A further benefit is said to be a reduction in the space needed. “High end FPGAs are big,” Mensor observed, “but the FPGA logic only takes up 50% of the die size. Inserting FPGA logic into an SoC means you can build a smaller device.” He added that, alongside area, a smaller device might allow the number of PCB layers to be reduced. “It could require more than 16 layers to route an FPGA,” he suggested, “and signal integrity will also be improved.”

The FPGA logic element can be of any size, Mensor noted. “While there is a minimum size of 8000 look up tables (LUTs), we have customers for Speedcore who are designing cores ranging from 50,000 to 150,000 LUTs. And these have a latency of 2ns, compared to 30 to 50ns in an FPGA.”

Because Speedcore eFPGA is embeddable IP, it does not include programmable I/O; rather, it is intended to be completely surrounded by the end user’s ASIC.

Looking to take some of the challenges out of the FPGA design process, Achronix has developed the Speedcore eFPGA compiler, which is intended to support the rapid development of customer specific IP, along with a modular architecture that allows FPGA cores of different sizes to be created.

Steve Mensor

“There are design rules that dictate the minimum and maximum relative quantities for each of the available resources,” Mensor said, “but our modular architecture allows blocks to be put together in a ‘lego’ like approach.” Amongst the blocks available are: block RAM, with up to 20kbyte per block; logic RAM, up to 4kbyte per block’ a 64bit DSP featuring an 18 x 27 multiplier, a 64bit accumulator and a 27bit pre-adder; and four input LUTs. Additionally, customers can define the Speedcore aspect ratio and the I/O port connections.

“Construction rules are managed in the Speedcore Builder tool,” said Mensor.

While Achronix has a foundry agreement with Intel, giving it the ability to make its Speedster 22i FPGA on a 14nm FinFet process, it will also offer Speedcore in a format ready for manufacture on TSMC’s 16FFT+ process. And, because FinFET transistors age, technology is included to make sure they age uniformly. “We currently have customers designing for the TSMC process,” Mensor noted, “but the customer can choose where they manufacture their SoC.”

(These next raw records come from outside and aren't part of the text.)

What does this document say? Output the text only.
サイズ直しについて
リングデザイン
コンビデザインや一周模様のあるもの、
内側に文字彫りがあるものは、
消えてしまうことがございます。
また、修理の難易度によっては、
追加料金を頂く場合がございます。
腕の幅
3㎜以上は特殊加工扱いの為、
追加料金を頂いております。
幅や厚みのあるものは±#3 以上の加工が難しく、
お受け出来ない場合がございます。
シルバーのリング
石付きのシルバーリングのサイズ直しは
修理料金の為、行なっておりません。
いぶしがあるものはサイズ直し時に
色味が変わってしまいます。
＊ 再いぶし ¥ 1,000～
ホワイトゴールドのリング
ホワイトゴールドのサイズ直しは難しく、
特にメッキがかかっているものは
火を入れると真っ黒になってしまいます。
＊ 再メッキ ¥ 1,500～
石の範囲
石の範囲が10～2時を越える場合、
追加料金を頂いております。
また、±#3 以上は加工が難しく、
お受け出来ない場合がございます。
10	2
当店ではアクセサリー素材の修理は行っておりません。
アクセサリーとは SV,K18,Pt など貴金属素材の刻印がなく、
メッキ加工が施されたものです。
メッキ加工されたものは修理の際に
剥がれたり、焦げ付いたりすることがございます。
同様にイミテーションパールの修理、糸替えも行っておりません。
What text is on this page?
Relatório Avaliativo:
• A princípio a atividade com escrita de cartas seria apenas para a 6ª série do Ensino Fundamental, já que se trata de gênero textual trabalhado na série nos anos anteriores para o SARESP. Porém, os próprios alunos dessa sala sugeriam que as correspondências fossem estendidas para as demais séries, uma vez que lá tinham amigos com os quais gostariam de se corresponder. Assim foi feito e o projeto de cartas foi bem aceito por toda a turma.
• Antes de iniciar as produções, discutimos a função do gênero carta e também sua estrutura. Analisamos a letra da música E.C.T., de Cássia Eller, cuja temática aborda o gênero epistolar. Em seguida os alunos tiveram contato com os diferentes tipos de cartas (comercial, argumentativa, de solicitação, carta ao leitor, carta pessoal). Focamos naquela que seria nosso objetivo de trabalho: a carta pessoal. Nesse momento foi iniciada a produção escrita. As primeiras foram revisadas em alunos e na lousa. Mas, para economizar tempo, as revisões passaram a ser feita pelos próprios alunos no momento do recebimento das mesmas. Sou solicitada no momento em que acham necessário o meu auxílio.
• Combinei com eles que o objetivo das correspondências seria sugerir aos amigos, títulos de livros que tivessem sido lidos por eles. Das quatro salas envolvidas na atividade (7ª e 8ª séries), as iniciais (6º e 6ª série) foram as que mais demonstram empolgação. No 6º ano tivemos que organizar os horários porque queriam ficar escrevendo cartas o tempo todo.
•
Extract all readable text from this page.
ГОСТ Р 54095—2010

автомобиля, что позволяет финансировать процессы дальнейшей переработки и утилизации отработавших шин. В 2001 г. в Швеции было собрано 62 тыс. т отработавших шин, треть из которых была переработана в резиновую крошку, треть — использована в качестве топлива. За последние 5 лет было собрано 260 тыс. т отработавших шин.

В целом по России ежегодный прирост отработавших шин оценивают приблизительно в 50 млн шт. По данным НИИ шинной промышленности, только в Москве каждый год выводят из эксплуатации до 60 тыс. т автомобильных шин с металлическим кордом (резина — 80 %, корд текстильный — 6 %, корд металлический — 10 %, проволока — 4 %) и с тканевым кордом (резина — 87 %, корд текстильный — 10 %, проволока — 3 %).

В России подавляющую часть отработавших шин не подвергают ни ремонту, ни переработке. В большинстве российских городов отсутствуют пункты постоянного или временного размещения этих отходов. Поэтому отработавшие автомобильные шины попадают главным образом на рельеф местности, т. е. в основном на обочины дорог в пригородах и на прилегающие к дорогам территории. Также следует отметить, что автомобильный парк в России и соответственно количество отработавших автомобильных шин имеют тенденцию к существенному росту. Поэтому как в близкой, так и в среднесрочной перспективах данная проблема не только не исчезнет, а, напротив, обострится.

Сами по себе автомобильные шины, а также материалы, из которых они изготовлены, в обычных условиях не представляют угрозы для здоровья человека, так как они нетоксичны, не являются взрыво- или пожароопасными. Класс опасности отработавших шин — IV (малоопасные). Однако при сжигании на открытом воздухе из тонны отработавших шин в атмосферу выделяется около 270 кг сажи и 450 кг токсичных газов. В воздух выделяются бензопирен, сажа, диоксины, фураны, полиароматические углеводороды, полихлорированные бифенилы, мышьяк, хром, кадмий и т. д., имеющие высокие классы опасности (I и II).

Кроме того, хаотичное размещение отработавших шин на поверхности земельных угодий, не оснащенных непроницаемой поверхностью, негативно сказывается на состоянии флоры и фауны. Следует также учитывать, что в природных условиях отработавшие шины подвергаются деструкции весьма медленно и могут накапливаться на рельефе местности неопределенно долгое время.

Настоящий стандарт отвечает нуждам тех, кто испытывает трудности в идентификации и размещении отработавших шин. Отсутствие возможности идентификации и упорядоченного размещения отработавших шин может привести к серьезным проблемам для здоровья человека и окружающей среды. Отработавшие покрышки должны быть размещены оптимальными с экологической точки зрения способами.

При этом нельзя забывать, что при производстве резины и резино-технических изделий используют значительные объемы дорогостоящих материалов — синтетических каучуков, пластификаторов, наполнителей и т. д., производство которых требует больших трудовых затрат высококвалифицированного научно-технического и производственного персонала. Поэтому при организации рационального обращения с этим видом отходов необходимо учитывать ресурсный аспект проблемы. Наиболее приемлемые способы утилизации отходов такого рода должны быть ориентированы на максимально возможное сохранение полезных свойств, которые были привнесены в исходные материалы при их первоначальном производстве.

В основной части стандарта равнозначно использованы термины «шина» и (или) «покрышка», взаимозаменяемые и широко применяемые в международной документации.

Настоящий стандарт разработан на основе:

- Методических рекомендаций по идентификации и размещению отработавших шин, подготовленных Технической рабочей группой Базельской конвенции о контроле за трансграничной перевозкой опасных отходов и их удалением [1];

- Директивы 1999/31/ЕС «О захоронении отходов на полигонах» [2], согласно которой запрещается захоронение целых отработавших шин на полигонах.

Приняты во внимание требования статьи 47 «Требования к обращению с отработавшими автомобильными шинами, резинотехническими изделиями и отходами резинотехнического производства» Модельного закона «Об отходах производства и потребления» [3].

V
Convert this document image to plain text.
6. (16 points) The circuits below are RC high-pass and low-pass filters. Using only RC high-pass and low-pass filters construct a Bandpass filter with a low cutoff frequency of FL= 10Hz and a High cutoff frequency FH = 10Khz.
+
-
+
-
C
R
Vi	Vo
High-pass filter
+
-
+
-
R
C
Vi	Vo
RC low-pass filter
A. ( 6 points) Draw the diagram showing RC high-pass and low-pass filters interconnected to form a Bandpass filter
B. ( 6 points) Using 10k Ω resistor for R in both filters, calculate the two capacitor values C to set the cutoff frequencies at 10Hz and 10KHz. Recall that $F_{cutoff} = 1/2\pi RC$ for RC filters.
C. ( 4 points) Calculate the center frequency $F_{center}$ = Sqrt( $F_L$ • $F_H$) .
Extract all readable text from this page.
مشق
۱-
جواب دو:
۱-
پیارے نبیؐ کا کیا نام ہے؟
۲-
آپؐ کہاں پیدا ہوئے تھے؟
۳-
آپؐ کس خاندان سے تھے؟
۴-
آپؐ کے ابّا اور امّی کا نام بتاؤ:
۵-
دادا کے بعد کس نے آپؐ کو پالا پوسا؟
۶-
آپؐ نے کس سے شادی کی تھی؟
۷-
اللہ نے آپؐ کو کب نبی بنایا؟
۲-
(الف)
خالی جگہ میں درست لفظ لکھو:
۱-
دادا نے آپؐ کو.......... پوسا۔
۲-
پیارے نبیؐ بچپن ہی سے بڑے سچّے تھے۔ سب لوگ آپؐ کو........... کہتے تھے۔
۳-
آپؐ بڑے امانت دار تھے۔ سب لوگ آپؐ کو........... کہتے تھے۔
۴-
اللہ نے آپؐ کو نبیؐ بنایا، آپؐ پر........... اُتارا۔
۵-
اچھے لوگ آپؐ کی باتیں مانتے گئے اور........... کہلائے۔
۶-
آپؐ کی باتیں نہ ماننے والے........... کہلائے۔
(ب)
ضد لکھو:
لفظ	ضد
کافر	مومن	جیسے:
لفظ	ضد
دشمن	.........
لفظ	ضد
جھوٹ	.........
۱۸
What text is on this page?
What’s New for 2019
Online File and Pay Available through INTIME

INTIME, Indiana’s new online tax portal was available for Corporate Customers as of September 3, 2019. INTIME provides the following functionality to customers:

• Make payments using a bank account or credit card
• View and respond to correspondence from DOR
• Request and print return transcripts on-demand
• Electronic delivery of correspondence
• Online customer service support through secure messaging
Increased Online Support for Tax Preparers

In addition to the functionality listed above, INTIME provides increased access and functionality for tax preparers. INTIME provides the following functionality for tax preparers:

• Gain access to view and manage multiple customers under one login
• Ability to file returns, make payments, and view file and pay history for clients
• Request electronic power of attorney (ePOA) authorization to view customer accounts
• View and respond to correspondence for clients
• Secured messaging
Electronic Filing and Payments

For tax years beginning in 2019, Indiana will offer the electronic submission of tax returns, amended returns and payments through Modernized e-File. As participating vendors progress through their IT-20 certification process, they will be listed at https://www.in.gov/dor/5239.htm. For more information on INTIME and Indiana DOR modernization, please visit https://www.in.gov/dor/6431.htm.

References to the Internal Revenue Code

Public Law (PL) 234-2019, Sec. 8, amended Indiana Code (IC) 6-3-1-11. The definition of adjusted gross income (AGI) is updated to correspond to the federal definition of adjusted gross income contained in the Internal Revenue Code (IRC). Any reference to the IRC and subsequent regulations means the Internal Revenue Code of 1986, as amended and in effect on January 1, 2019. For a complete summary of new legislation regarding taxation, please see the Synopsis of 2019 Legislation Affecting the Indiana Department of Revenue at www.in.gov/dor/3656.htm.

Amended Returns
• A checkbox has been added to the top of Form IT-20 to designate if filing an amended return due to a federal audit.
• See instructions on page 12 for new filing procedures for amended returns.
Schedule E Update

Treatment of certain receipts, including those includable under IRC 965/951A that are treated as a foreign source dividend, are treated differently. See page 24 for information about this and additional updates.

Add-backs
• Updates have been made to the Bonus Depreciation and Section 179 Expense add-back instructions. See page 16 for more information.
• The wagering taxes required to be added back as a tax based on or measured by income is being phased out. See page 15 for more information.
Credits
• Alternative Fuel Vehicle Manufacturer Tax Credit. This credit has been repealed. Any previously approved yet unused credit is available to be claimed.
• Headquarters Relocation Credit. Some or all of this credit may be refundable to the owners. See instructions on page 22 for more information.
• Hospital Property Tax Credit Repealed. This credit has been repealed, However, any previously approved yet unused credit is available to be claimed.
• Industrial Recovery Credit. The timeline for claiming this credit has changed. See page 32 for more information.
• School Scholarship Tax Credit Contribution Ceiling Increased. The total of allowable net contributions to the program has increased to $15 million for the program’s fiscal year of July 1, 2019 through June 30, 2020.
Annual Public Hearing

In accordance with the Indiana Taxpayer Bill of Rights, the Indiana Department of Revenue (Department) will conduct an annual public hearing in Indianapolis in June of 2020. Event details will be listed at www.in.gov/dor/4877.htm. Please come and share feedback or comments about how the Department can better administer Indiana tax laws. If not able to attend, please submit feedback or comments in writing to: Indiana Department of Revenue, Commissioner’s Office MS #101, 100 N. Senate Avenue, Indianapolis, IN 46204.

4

Speedcore IP is delivered in GDSII format for the customer to integrate into their ASIC. Achronix also offers ACE design tools that compile designs into the Speedcore eFPGA.

Steve Dodsworth, VP of worldwide sales, concluded: “There is a clear need to have more FPGA integration and this is what Speedcore is all about. Anyone not in the Intel world will be interested in the technology.”